In quest’universo è immersa tutta la popolazione e ovviamente anche tutti i membri delle forze di polizia e dell’apparato dello Stato (compresi insegnanti, amministratori locali ecc.). Contrariamente alla vecchia teoria delle polizie come “corpo separato” dello Stato, o come “istituzioni totali” (aspetti in parte ancora persistenti), le donne e gli uomini di queste forze pensano e si comportano alquanto similmente ai loro coetanei “comuni mortali”. Ciò è ancor più evidente quando si osserva che fanno parte di diverse cerchie sociali e di riconoscimento morale, cioè di cerchie di amici, parenti, vicini che condividono mentalità, atteggiamenti e comportamenti a prescindere dalla coerenza con le norme dello stato di diritto democratico per il quale tutti i dipendenti dello Stato dovrebbero giurare fedeltà che, appunto, è fedeltà alla Costituzione.

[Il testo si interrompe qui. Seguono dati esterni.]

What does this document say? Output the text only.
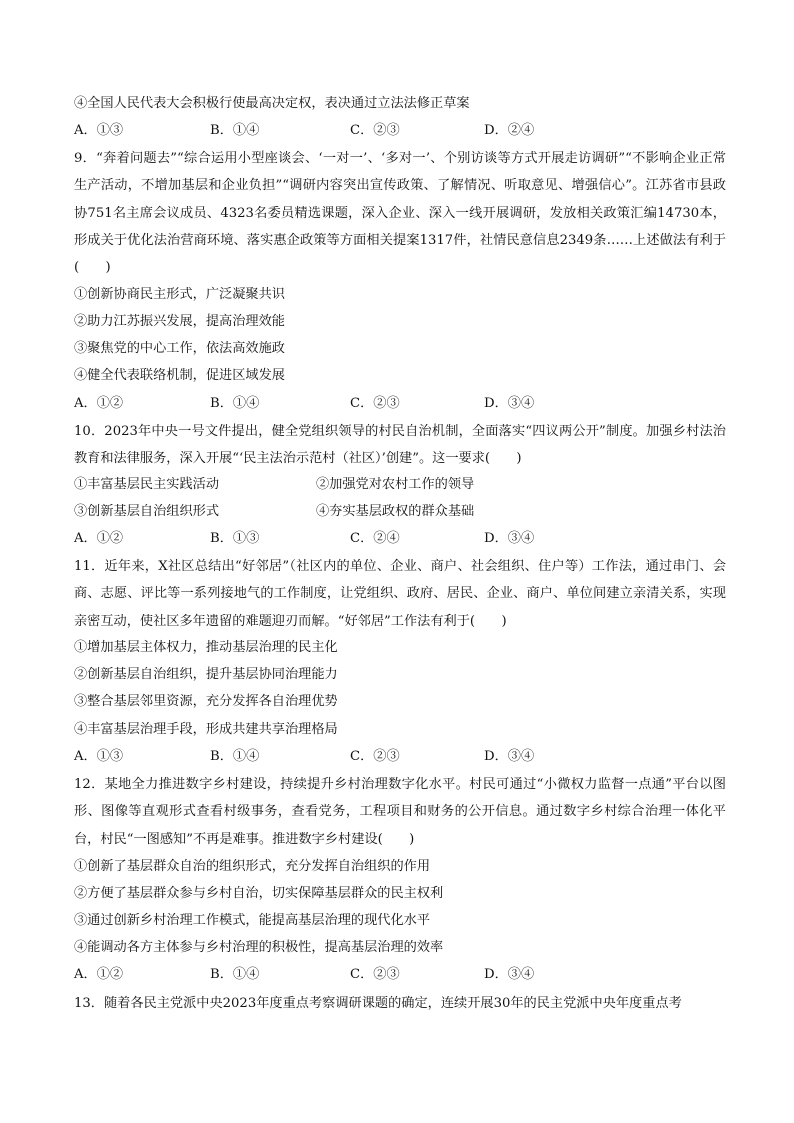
④全国人民代表大会积极行使最高决定权，表决通过立法法修正草案
A．①③	B．①④	C．②③	D．②④
9．“奔着问题去”“综合运用小型座谈会、‘一对一’、‘多对一’、个别访谈等方式开展走访调研”“不影响企业正常生产活动，不增加基层和企业负担”“调研内容突出宣传政策、了解情况、听取意见、增强信心”。江苏省市县政协751名主席会议成员、4323名委员精选课题，深入企业、深入一线开展调研，发放相关政策汇编14730本，形成关于优化法治营商环境、落实惠企政策等方面相关提案1317件，社情民意信息2349条……上述做法有利于(　　)
①创新协商民主形式，广泛凝聚共识
②助力江苏振兴发展，提高治理效能
③聚焦党的中心工作，依法高效施政
④健全代表联络机制，促进区域发展
A．①②	B．①④	C．②③	D．③④
10．2023年中央一号文件提出，健全党组织领导的村民自治机制，全面落实“四议两公开”制度。加强乡村法治教育和法律服务，深入开展“‘民主法治示范村（社区）’创建”。这一要求(　　)
①丰富基层民主实践活动	②加强党对农村工作的领导
③创新基层自治组织形式	④夯实基层政权的群众基础
A．①②	B．①③	C．②④	D．③④
11．近年来，X社区总结出“好邻居”（社区内的单位、企业、商户、社会组织、住户等）工作法，通过串门、会商、志愿、评比等一系列接地气的工作制度，让党组织、政府、居民、企业、商户、单位间建立亲清关系，实现亲密互动，使社区多年遗留的难题迎刃而解。“好邻居”工作法有利于(　　)
①增加基层主体权力，推动基层治理的民主化
②创新基层自治组织，提升基层协同治理能力
③整合基层邻里资源，充分发挥各自治理优势
④丰富基层治理手段，形成共建共享治理格局
A．①③	B．①④	C．②③	D．③④
12．某地全力推进数字乡村建设，持续提升乡村治理数字化水平。村民可通过“小微权力监督一点通”平台以图形、图像等直观形式查看村级事务，查看党务，工程项目和财务的公开信息。通过数字乡村综合治理一体化平台，村民“一图感知”不再是难事。推进数字乡村建设(　　)
①创新了基层群众自治的组织形式，充分发挥自治组织的作用
②方便了基层群众参与乡村自治，切实保障基层群众的民主权利
③通过创新乡村治理工作模式，能提高基层治理的现代化水平
④能调动各方主体参与乡村治理的积极性，提高基层治理的效率
A．①②	B．①④	C．②③	D．③④
13．随着各民主党派中央2023年度重点考察调研课题的确定，连续开展30年的民主党派中央年度重点考
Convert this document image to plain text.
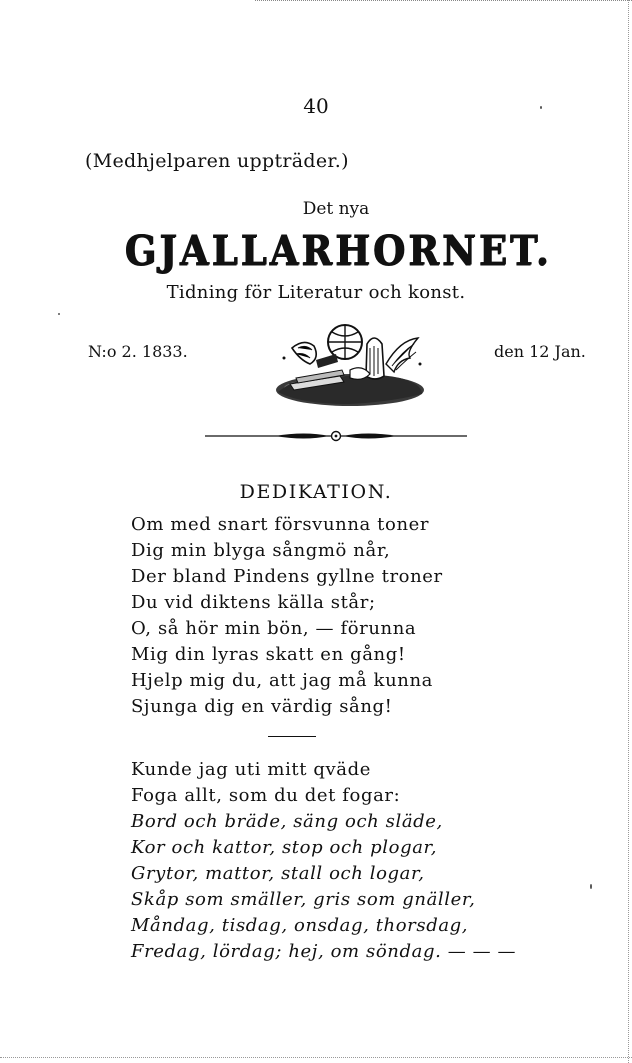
40
(Medhjelparen uppträder.)
Det nya
GJALLARHORNET.
Tidning för Literatur och konst.
N:o 2. 1833.	den 12 Jan.
DEDIKATION.
Om med snart försvunna toner
Dig min blyga sångmö når,
Der bland Pindens gyllne troner
Du vid diktens källa står;
O, så hör min bön, — förunna
Mig din lyras skatt en gång!
Hjelp mig du, att jag må kunna
Sjunga dig en värdig sång!
Kunde jag uti mitt qväde
Foga allt, som du det fogar:
Bord och bräde, säng och släde,
Kor och kattor, stop och plogar,
Grytor, mattor, stall och logar,
Skåp som smäller, gris som gnäller,
Måndag, tisdag, onsdag, thorsdag,
Fredag, lördag; hej, om söndag. — — —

Si potrebbe dire, per esempio, che nei ranghi delle polizie c’è lo stesso tasso di razzismo e di fascisti che c’è fra la popolazione.
Ma, in realtà, in quasi tutti i ranghi delle polizie questo tasso è più elevato perché gli appartenenti a queste forze più spesso fanno parte di cerchie sociali intrise di cultura razzista e reazionaria; basti pensare agli agenti e ai funzionari di polizie (anche municipali) amici di caporali e padroncini o di bulli, “palestrati” e aspiranti rambos che si nutrono di neo-schiavitù, che praticano abitualmente violenze sulle donne e ogni tanto si divertono a schernire se non pestare qualche “negro” o “feccia immigrata”.

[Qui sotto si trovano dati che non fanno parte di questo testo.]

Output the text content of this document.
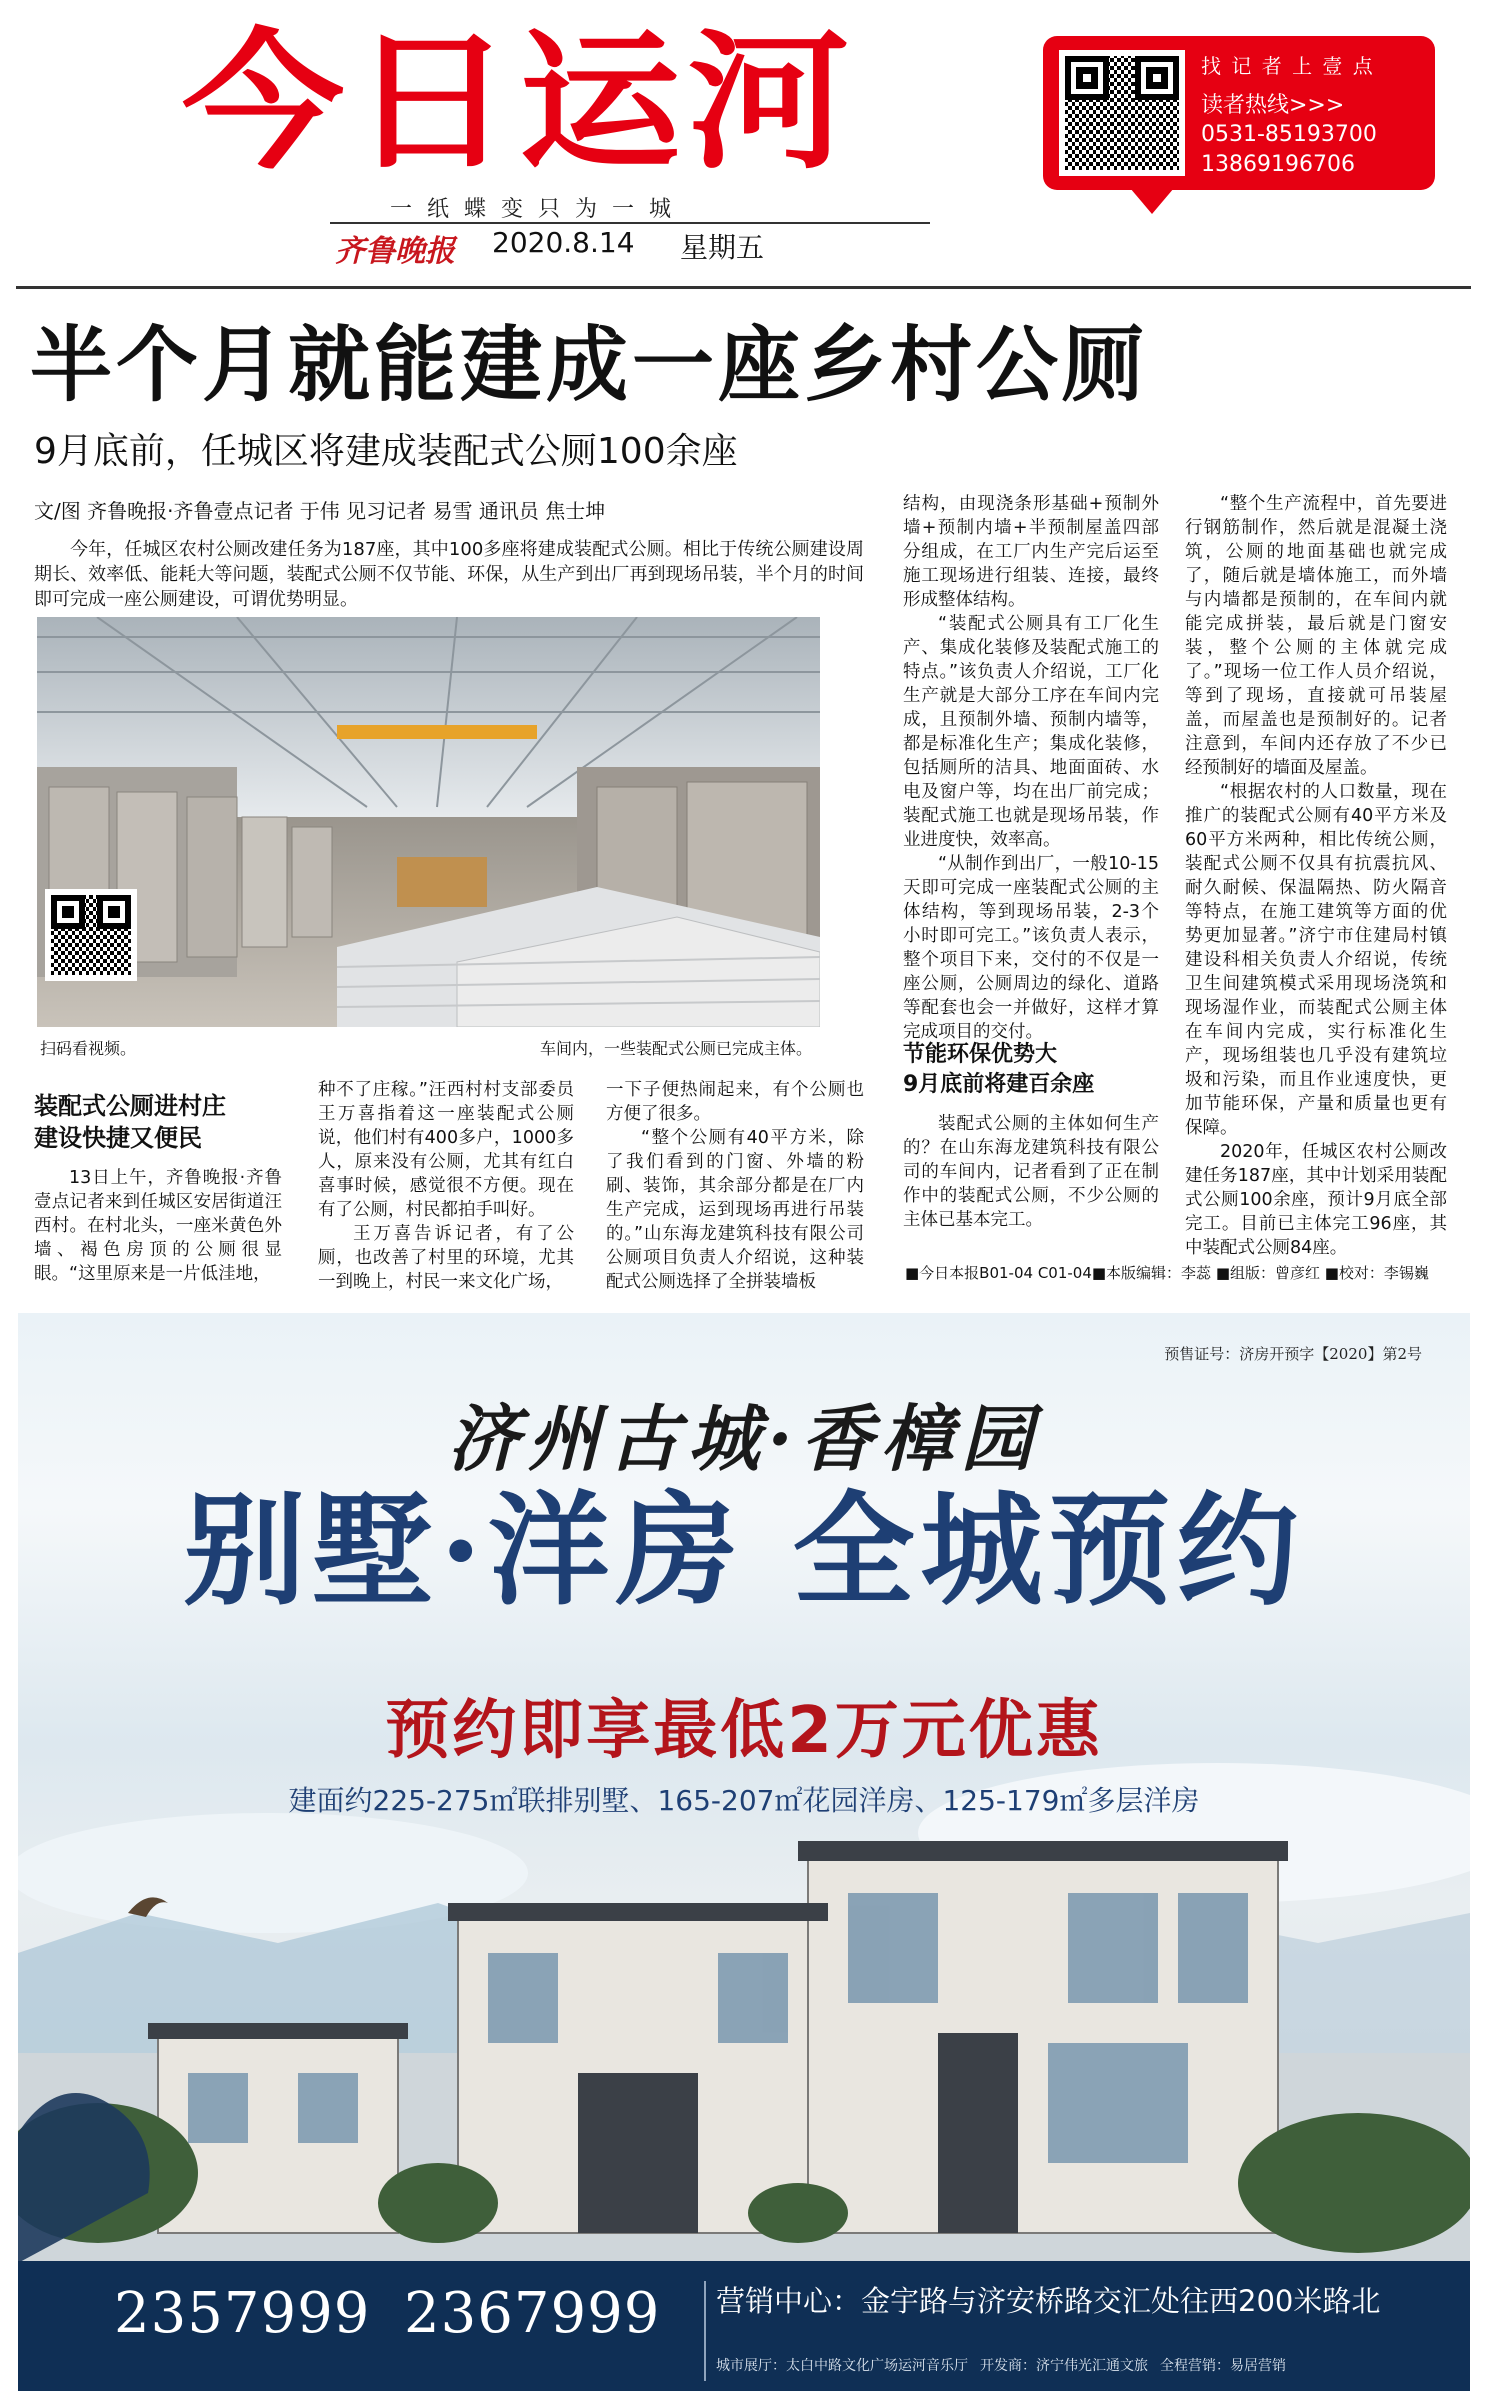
今日运河
一 纸 蝶 变 只 为 一 城
齐鲁晚报 2020.8.14 星期五
找 记 者 上 壹 点
读者热线>>>
0531-85193700
13869196706
半个月就能建成一座乡村公厕
9月底前，任城区将建成装配式公厕100余座
文/图 齐鲁晚报·齐鲁壹点记者 于伟 见习记者 易雪 通讯员 焦士坤
今年，任城区农村公厕改建任务为187座，其中100多座将建成装配式公厕。相比于传统公厕建设周期长、效率低、能耗大等问题，装配式公厕不仅节能、环保，从生产到出厂再到现场吊装，半个月的时间即可完成一座公厕建设，可谓优势明显。
扫码看视频。	车间内，一些装配式公厕已完成主体。
装配式公厕进村庄
建设快捷又便民

13日上午，齐鲁晚报·齐鲁壹点记者来到任城区安居街道汪西村。在村北头，一座米黄色外墙、褐色房顶的公厕很显眼。“这里原来是一片低洼地，

种不了庄稼。”汪西村村支部委员王万喜指着这一座装配式公厕说，他们村有400多户，1000多人，原来没有公厕，尤其有红白喜事时候，感觉很不方便。现在有了公厕，村民都拍手叫好。

王万喜告诉记者，有了公厕，也改善了村里的环境，尤其一到晚上，村民一来文化广场，

一下子便热闹起来，有个公厕也方便了很多。

“整个公厕有40平方米，除了我们看到的门窗、外墙的粉刷、装饰，其余部分都是在厂内生产完成，运到现场再进行吊装的。”山东海龙建筑科技有限公司公厕项目负责人介绍说，这种装配式公厕选择了全拼装墙板

结构，由现浇条形基础+预制外墙+预制内墙+半预制屋盖四部分组成，在工厂内生产完后运至施工现场进行组装、连接，最终形成整体结构。

“装配式公厕具有工厂化生产、集成化装修及装配式施工的特点。”该负责人介绍说，工厂化生产就是大部分工序在车间内完成，且预制外墙、预制内墙等，都是标准化生产；集成化装修，包括厕所的洁具、地面面砖、水电及窗户等，均在出厂前完成；装配式施工也就是现场吊装，作业进度快，效率高。

“从制作到出厂，一般10-15天即可完成一座装配式公厕的主体结构，等到现场吊装，2-3个小时即可完工。”该负责人表示，整个项目下来，交付的不仅是一座公厕，公厕周边的绿化、道路等配套也会一并做好，这样才算完成项目的交付。

节能环保优势大
9月底前将建百余座

装配式公厕的主体如何生产的？在山东海龙建筑科技有限公司的车间内，记者看到了正在制作中的装配式公厕，不少公厕的主体已基本完工。

“整个生产流程中，首先要进行钢筋制作，然后就是混凝土浇筑，公厕的地面基础也就完成了，随后就是墙体施工，而外墙与内墙都是预制的，在车间内就能完成拼装，最后就是门窗安装，整个公厕的主体就完成了。”现场一位工作人员介绍说，等到了现场，直接就可吊装屋盖，而屋盖也是预制好的。记者注意到，车间内还存放了不少已经预制好的墙面及屋盖。

“根据农村的人口数量，现在推广的装配式公厕有40平方米及60平方米两种，相比传统公厕，装配式公厕不仅具有抗震抗风、耐久耐候、保温隔热、防火隔音等特点，在施工建筑等方面的优势更加显著。”济宁市住建局村镇建设科相关负责人介绍说，传统卫生间建筑模式采用现场浇筑和现场湿作业，而装配式公厕主体在车间内完成，实行标准化生产，现场组装也几乎没有建筑垃圾和污染，而且作业速度快，更加节能环保，产量和质量也更有保障。

2020年，任城区农村公厕改建任务187座，其中计划采用装配式公厕100余座，预计9月底全部完工。目前已主体完工96座，其中装配式公厕84座。

■今日本报B01-04 C01-04■本版编辑：李蕊 ■组版：曾彦红 ■校对：李锡巍
预售证号：济房开预字【2020】第2号
济州古城·香樟园
别墅·洋房 全城预约
预约即享最低2万元优惠
建面约225-275㎡联排别墅、165-207㎡花园洋房、125-179㎡多层洋房
2357999 2367999 营销中心：金宇路与济安桥路交汇处往西200米路北
城市展厅：太白中路文化广场运河音乐厅 开发商：济宁伟光汇通文旅 全程营销：易居营销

La relativamente alta presenza nei ranghi delle polizie (anche municipali) di razzisti e fascisti è palesemente conseguenza dell’attuale congiuntura neoliberista che induce a favorire il reclutamento di giovani con mentalità e atteggiamenti conservativi e comportamenti “muscolosi”.
A tal proposito è assai grave la scelta reiterata dei governi italiani di riservare il reclutamento nelle forze di polizia esclusivamente ai giovani che sono stati militari volontari nelle missioni all’estero. Come osservano alcuni vecchi poliziotti democratici: “immettere nell’attività di gestione della sicurezza urbana, per giunta direttamente, un giovane che ha solo esperienze militari in zone di guerra, peraltro segnate da caratteristiche di guerra ‘santa’ all’islamismo, inevitabilmente vuol dire introdurre una militarizzazione guerresca che conduce a sospettare ogni immigrato di essere un terrorista da abbattere e ogni manifestante anche questo un eco-terrorista o qualcosa di simile”.
I diversi gravissimi fatti di abusi, crimini, violenze e torture da parte di membri delle polizie non possono essere considerati solo opera di “mele marce”. Appare ancora più grave che in Italia non solo s’è votata una legge sulla tortura che, di fatto, molto raramente permetterà di condannare chi la pratica, ma si continua sempre ad assicurare impunità a persone responsabili di reati inammissibili. Basta guardare che tutti i diversi autori di omicidi (da Aldrovandi a Cucchi alle altre decine) nonché i responsabili di violenze e torture al G8 di Genova o per esempio a Parma (violenza di vigili urbani contro Bonsu) non solo non sono mai stati espulsi dalle forze di polizia, ma in molti casi sono stati anche promossi.
Se si vuole scongiurare una deriva fascista e razzista che rischia di trionfare in Italia e in Europa, non resta che auspicare il serio impegno degli italiani e degli europei ancora effettivamente democratici nella difesa dei diritti universali di tutte le persone.